The hits keep coming as Sofia and Gregor transform in sudden lurches, arriving at a kind of Peanuts absurdity. With wine. Set design by Chris Tyer, with the unblissful couple’s house at stage left and the doc’s office at stage right, should compress neatly enough at the renovated Warehouse PAC, but somebody will need to confirm for me whether the gratuitous use of the Booth flyloft will be replicated up in Lake Norman. Modifications could also dawn on David M Fillmore, Jr.’s shrewd lighting design.
At its essence, Wink explores what can happen when we rashly, spontaneously, and completely yield to our impulses. It wouldn’t be so frightening – or so much hilarious fun – if we didn’t have a conscience about it all, if we didn’t recoil from our own audacity. On balance, Gregor’s and Sofie’s cover-ups are funnier than their crimes, and both Levine and Pledger play it that way. Silverman layers on additional new obsessions for Gregor and new deceits for Sofia that ironically show us how similar they are as they drift apart.
Are they losing their minds or becoming more self-aware? Silverman has provided a double edge here.
The evolution between Wink and Doc Frans is vastly quieter and quirkier, though there are playful moments. Gillespie and Grogan can play at teaching and learning from each other. Since there’s always a couch to our right, Brown yields briefly, unbidden by the script, to the temptation of redefining their doctor-patient relationship – with Frans reclining on the sofa.
With all the hairpin twists, sudden surprises, and belly laughs, you can reach the end of this whirlwind evening asking yourself, “What did I just see?”: a rare and thrilling experience at the theater. There’s so much wrong with Doc Frans’ preachings of discipline and such excesses in Sofia’s and Gregor’s escalating impulses that we can easily imagine that Silverman wants us to be dizzily ambivalent.
She probably does. It’s the kind of “You just gotta see this” reaction a playwright lives for.

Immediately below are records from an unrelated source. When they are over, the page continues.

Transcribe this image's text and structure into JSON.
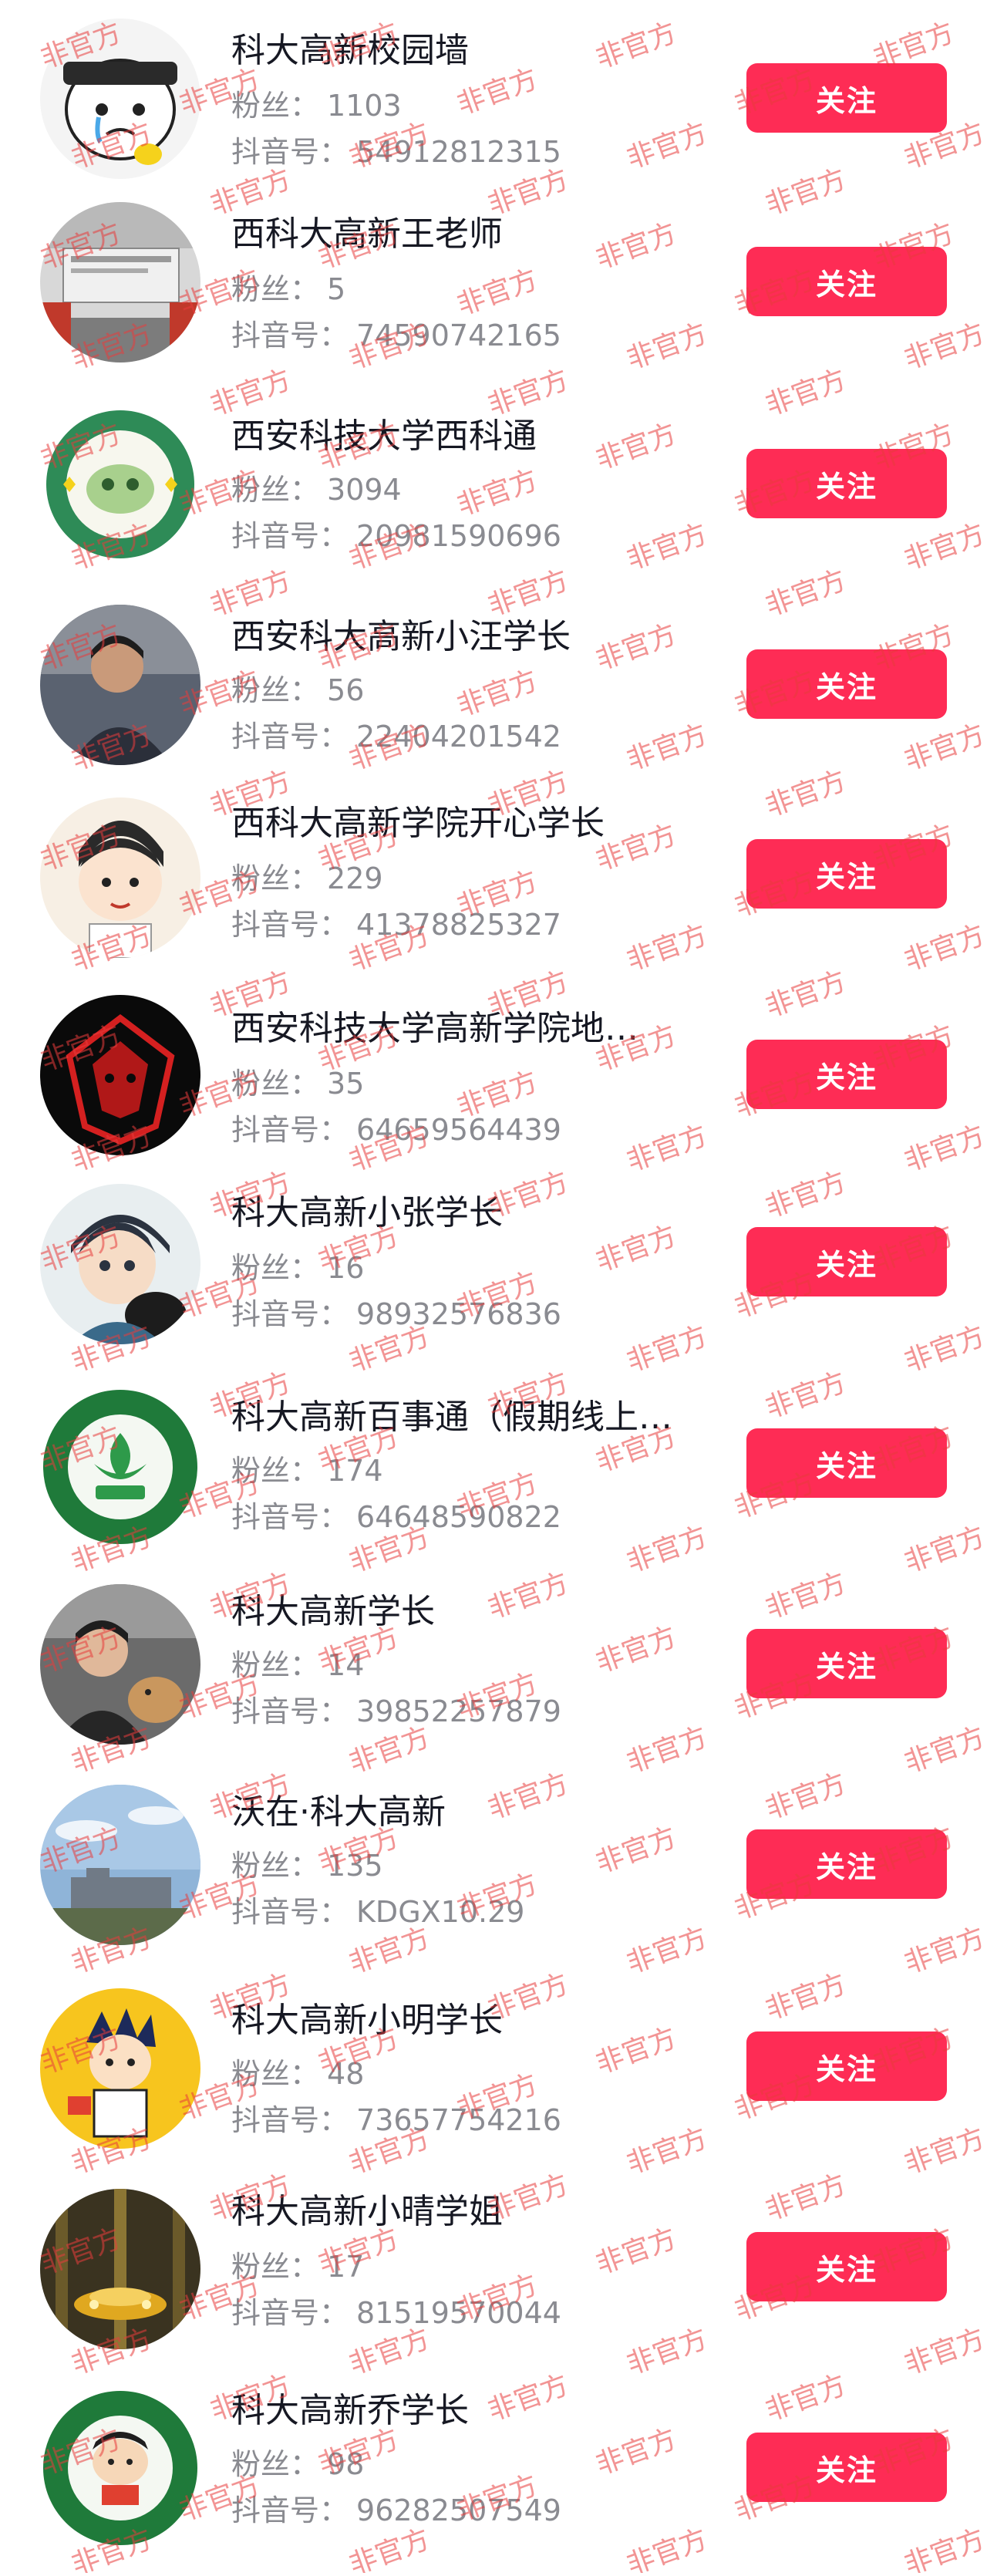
{
  "labels": {
    "fans": "粉丝：",
    "douyin_id": "抖音号：",
    "follow_button": "关注"
  },
  "watermark_text": "非官方",
  "colors": {
    "follow_button_bg": "#fe2c55",
    "watermark": "#e83c3c",
    "name_text": "#161823",
    "meta_text": "#8a8b91"
  },
  "accounts": [
    {
      "name": "科大高新校园墙",
      "fans": "1103",
      "douyin_id": "54912812315",
      "avatar": "cartoon-crying-face-avatar"
    },
    {
      "name": "西科大高新王老师",
      "fans": "5",
      "douyin_id": "74590742165",
      "avatar": "building-sign-avatar"
    },
    {
      "name": "西安科技大学西科通",
      "fans": "3094",
      "douyin_id": "20981590696",
      "avatar": "xiketong-green-badge-avatar"
    },
    {
      "name": "西安科大高新小汪学长",
      "fans": "56",
      "douyin_id": "22404201542",
      "avatar": "person-photo-avatar"
    },
    {
      "name": "西科大高新学院开心学长",
      "fans": "229",
      "douyin_id": "41378825327",
      "avatar": "cartoon-boy-avatar"
    },
    {
      "name": "西安科技大学高新学院地…",
      "fans": "35",
      "douyin_id": "64659564439",
      "avatar": "red-wolf-emblem-avatar"
    },
    {
      "name": "科大高新小张学长",
      "fans": "16",
      "douyin_id": "98932576836",
      "avatar": "anime-boy-cat-avatar"
    },
    {
      "name": "科大高新百事通（假期线上…",
      "fans": "174",
      "douyin_id": "64648590822",
      "avatar": "university-green-seal-avatar"
    },
    {
      "name": "科大高新学长",
      "fans": "14",
      "douyin_id": "39852257879",
      "avatar": "person-with-dog-avatar"
    },
    {
      "name": "沃在·科大高新",
      "fans": "135",
      "douyin_id": "KDGX10.29",
      "avatar": "campus-sky-avatar"
    },
    {
      "name": "科大高新小明学长",
      "fans": "48",
      "douyin_id": "73657754216",
      "avatar": "cartoon-yellow-avatar"
    },
    {
      "name": "科大高新小晴学姐",
      "fans": "17",
      "douyin_id": "81519570044",
      "avatar": "golden-chandelier-avatar"
    },
    {
      "name": "科大高新乔学长",
      "fans": "98",
      "douyin_id": "96282507549",
      "avatar": "university-seal-cartoon-avatar"
    }
  ]
}
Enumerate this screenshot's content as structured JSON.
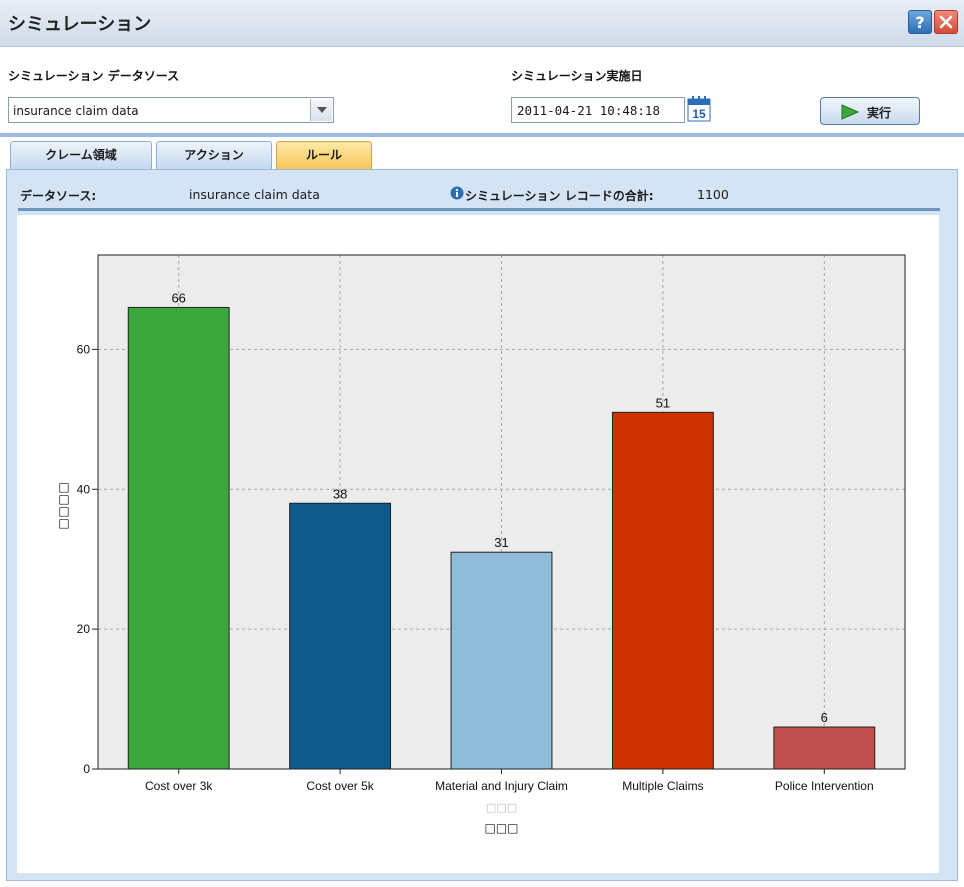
{
  "window": {
    "title": "シミュレーション"
  },
  "form": {
    "datasource_label": "シミュレーション データソース",
    "datasource_value": "insurance claim data",
    "date_label": "シミュレーション実施日",
    "date_value": "2011-04-21 10:48:18",
    "calendar_day": "15",
    "run_label": "実行"
  },
  "tabs": [
    {
      "label": "クレーム領域",
      "active": false
    },
    {
      "label": "アクション",
      "active": false
    },
    {
      "label": "ルール",
      "active": true
    }
  ],
  "info": {
    "datasource_label": "データソース:",
    "datasource_value": "insurance claim data",
    "total_label": "シミュレーション レコードの合計:",
    "total_value": "1100"
  },
  "chart_data": {
    "type": "bar",
    "categories": [
      "Cost over 3k",
      "Cost over 5k",
      "Material and Injury Claim",
      "Multiple Claims",
      "Police Intervention"
    ],
    "values": [
      66,
      38,
      31,
      51,
      6
    ],
    "colors": [
      "#3aa83a",
      "#0f5a8a",
      "#8fbcd6",
      "#cc3300",
      "#c0504d"
    ],
    "yticks": [
      0,
      20,
      40,
      60
    ],
    "ylim": [
      0,
      73.5
    ],
    "xlabel_lines": [
      "□□□",
      "□□□"
    ],
    "ylabel": "□□□□",
    "grid": true,
    "plot_background": "#ececec"
  }
}
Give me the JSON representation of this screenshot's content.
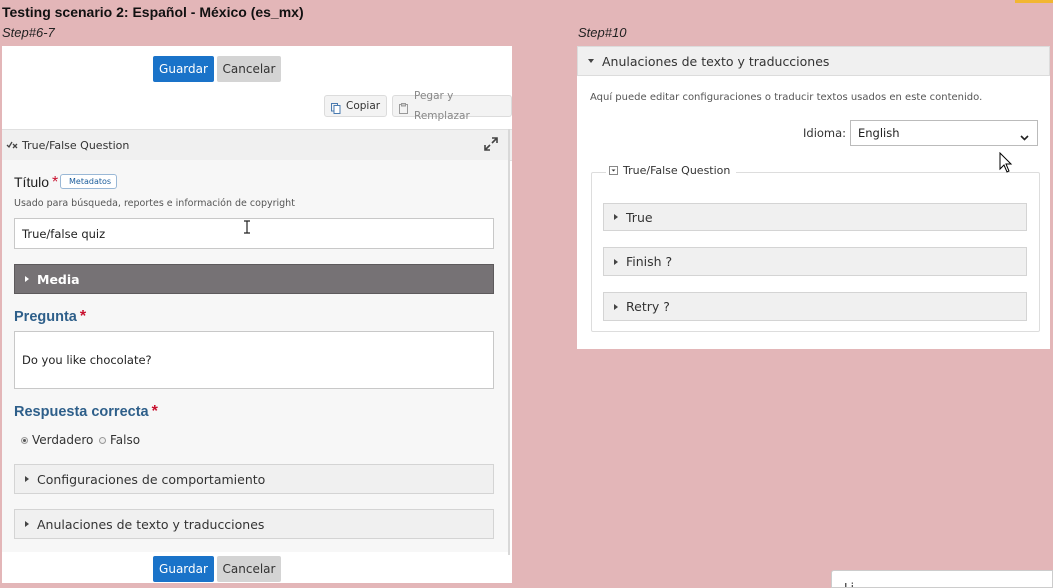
{
  "page": {
    "title": "Testing scenario 2: Español - México (es_mx)",
    "left_step": "Step#6-7",
    "right_step": "Step#10"
  },
  "editor": {
    "save_label": "Guardar",
    "cancel_label": "Cancelar",
    "copy_label": "Copiar",
    "paste_replace_label": "Pegar y Remplazar",
    "library_title": "True/False Question",
    "title_label": "Título",
    "metadata_tag": "Metadatos",
    "title_hint": "Usado para búsqueda, reportes e información de copyright",
    "title_value": "True/false quiz",
    "media_label": "Media",
    "question_label": "Pregunta",
    "question_value": "Do you like chocolate?",
    "correct_answer_label": "Respuesta correcta",
    "option_true": "Verdadero",
    "option_false": "Falso",
    "selected_option": "Verdadero",
    "behaviour_label": "Configuraciones de comportamiento",
    "overrides_label": "Anulaciones de texto y traducciones"
  },
  "overrides_panel": {
    "header": "Anulaciones de texto y traducciones",
    "description": "Aquí puede editar configuraciones o traducir textos usados en este contenido.",
    "language_label": "Idioma:",
    "language_value": "English",
    "group_title": "True/False Question",
    "items": [
      {
        "label": "True"
      },
      {
        "label": "Finish ?"
      },
      {
        "label": "Retry ?"
      }
    ]
  },
  "bottom_right_fragment": "Li",
  "colors": {
    "background": "#e3b6b8",
    "primary_button": "#1a73c9",
    "media_bar": "#767275",
    "required": "#c8102e",
    "section_label": "#2e5f8a"
  }
}
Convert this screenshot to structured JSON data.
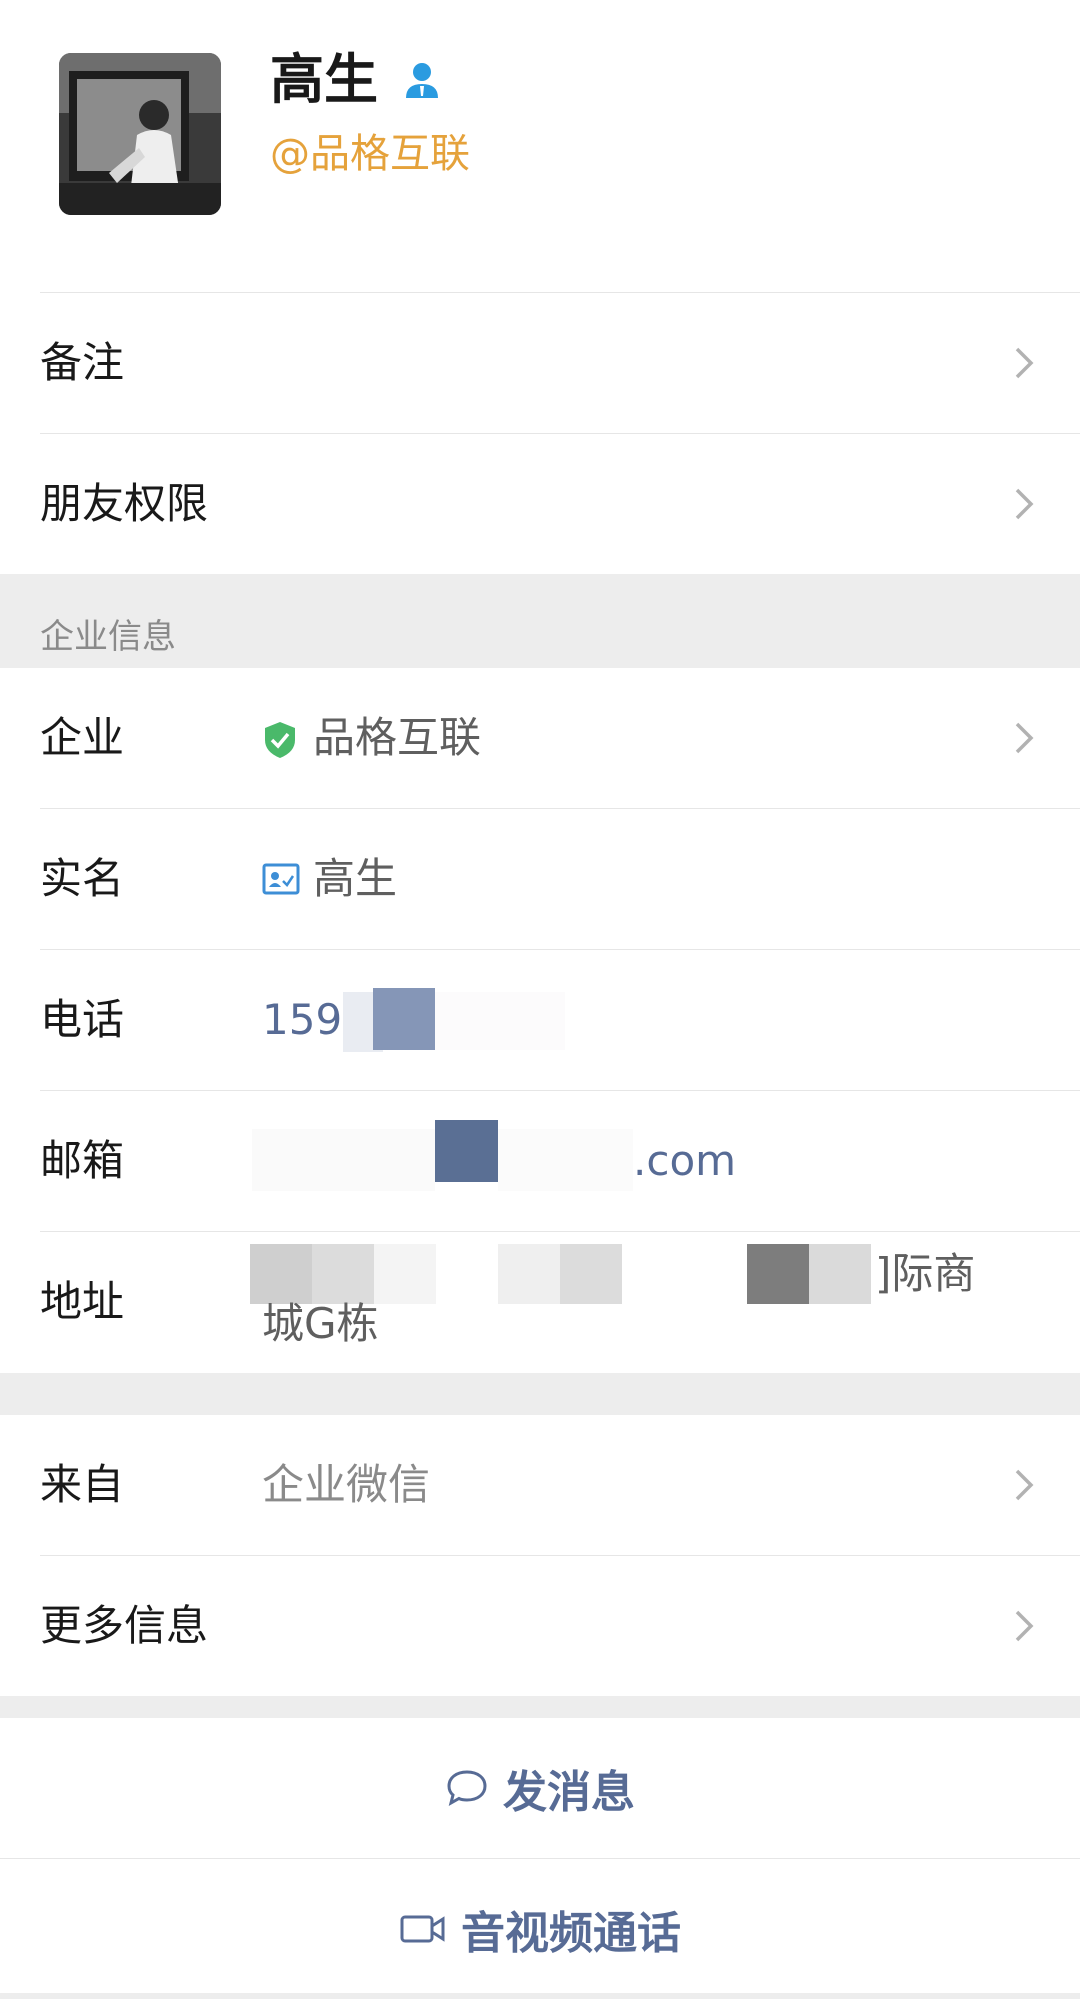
{
  "profile": {
    "name": "高生",
    "handle": "@品格互联"
  },
  "rows_top": [
    {
      "label": "备注"
    },
    {
      "label": "朋友权限"
    }
  ],
  "section_title": "企业信息",
  "company": {
    "enterprise": {
      "label": "企业",
      "value": "品格互联"
    },
    "realname": {
      "label": "实名",
      "value": "高生"
    },
    "phone": {
      "label": "电话",
      "value": "159("
    },
    "email": {
      "label": "邮箱",
      "value": ".com"
    },
    "address": {
      "label": "地址",
      "value_line1": "]际商",
      "value_line2": "城G栋"
    }
  },
  "rows_bottom": [
    {
      "label": "来自",
      "value": "企业微信"
    },
    {
      "label": "更多信息"
    }
  ],
  "actions": {
    "message": "发消息",
    "call": "音视频通话"
  },
  "colors": {
    "accent_blue": "#576b95",
    "handle_orange": "#e5a23b",
    "verified_green": "#4ab96a"
  }
}
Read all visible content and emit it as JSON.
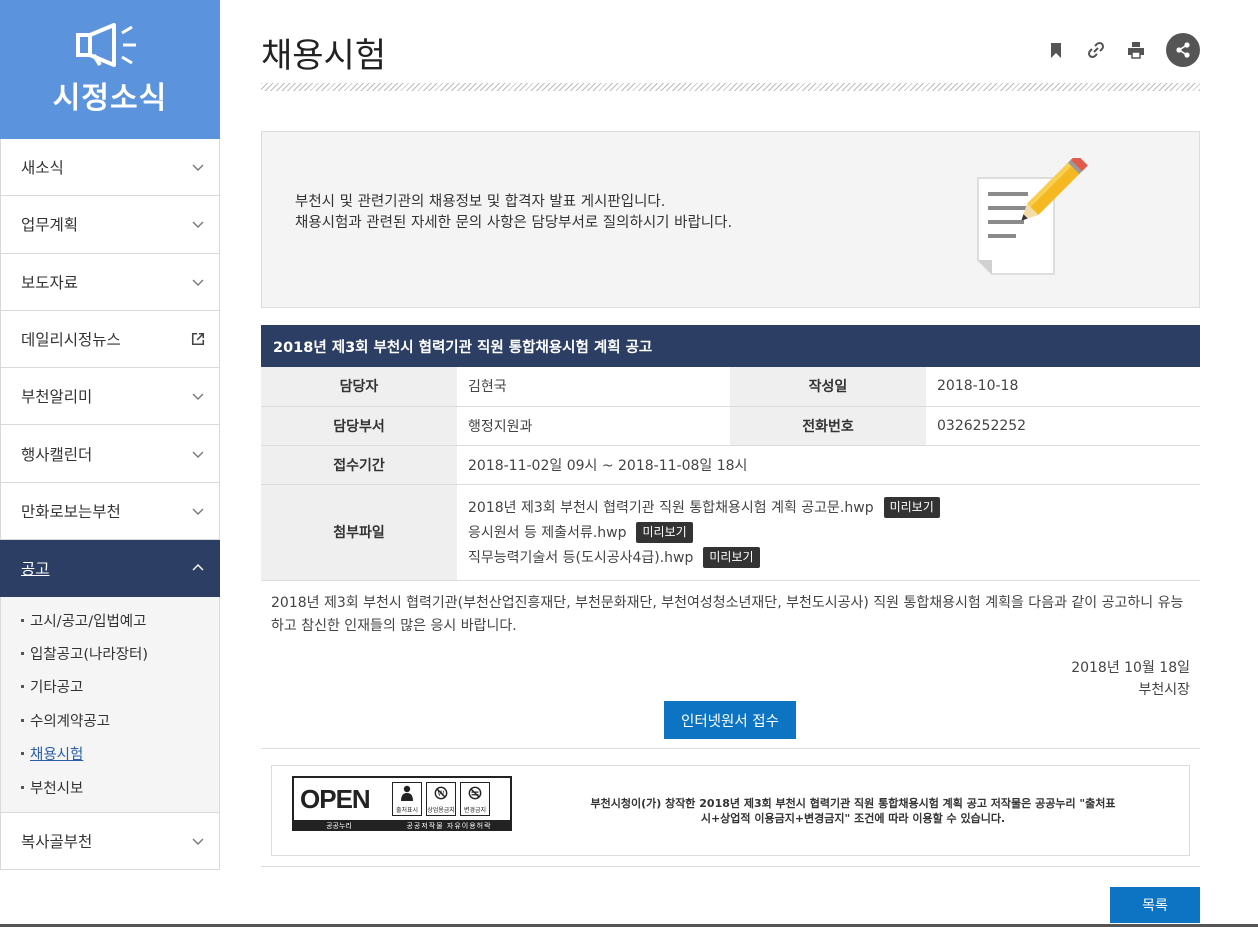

Take a few extra moments, then, to consider Wink as a role model. His hunting routine, repeated more than once, is a blend of discipline and savagery, keen calculation and patience before taking your shot.
Expect that of a dog? Their lack of self-control and stealth is why they hunt in packs. You can train a dog to stop on a dime when it gets a first sniff of its prey, but then it just dopily points its nose in the air towards your quarry. Still imprecisely.
There may be nothing happier than a contented dog; that’s true. Give the enlightened Wink a bottle of wine, and he’s still cool. Cheers!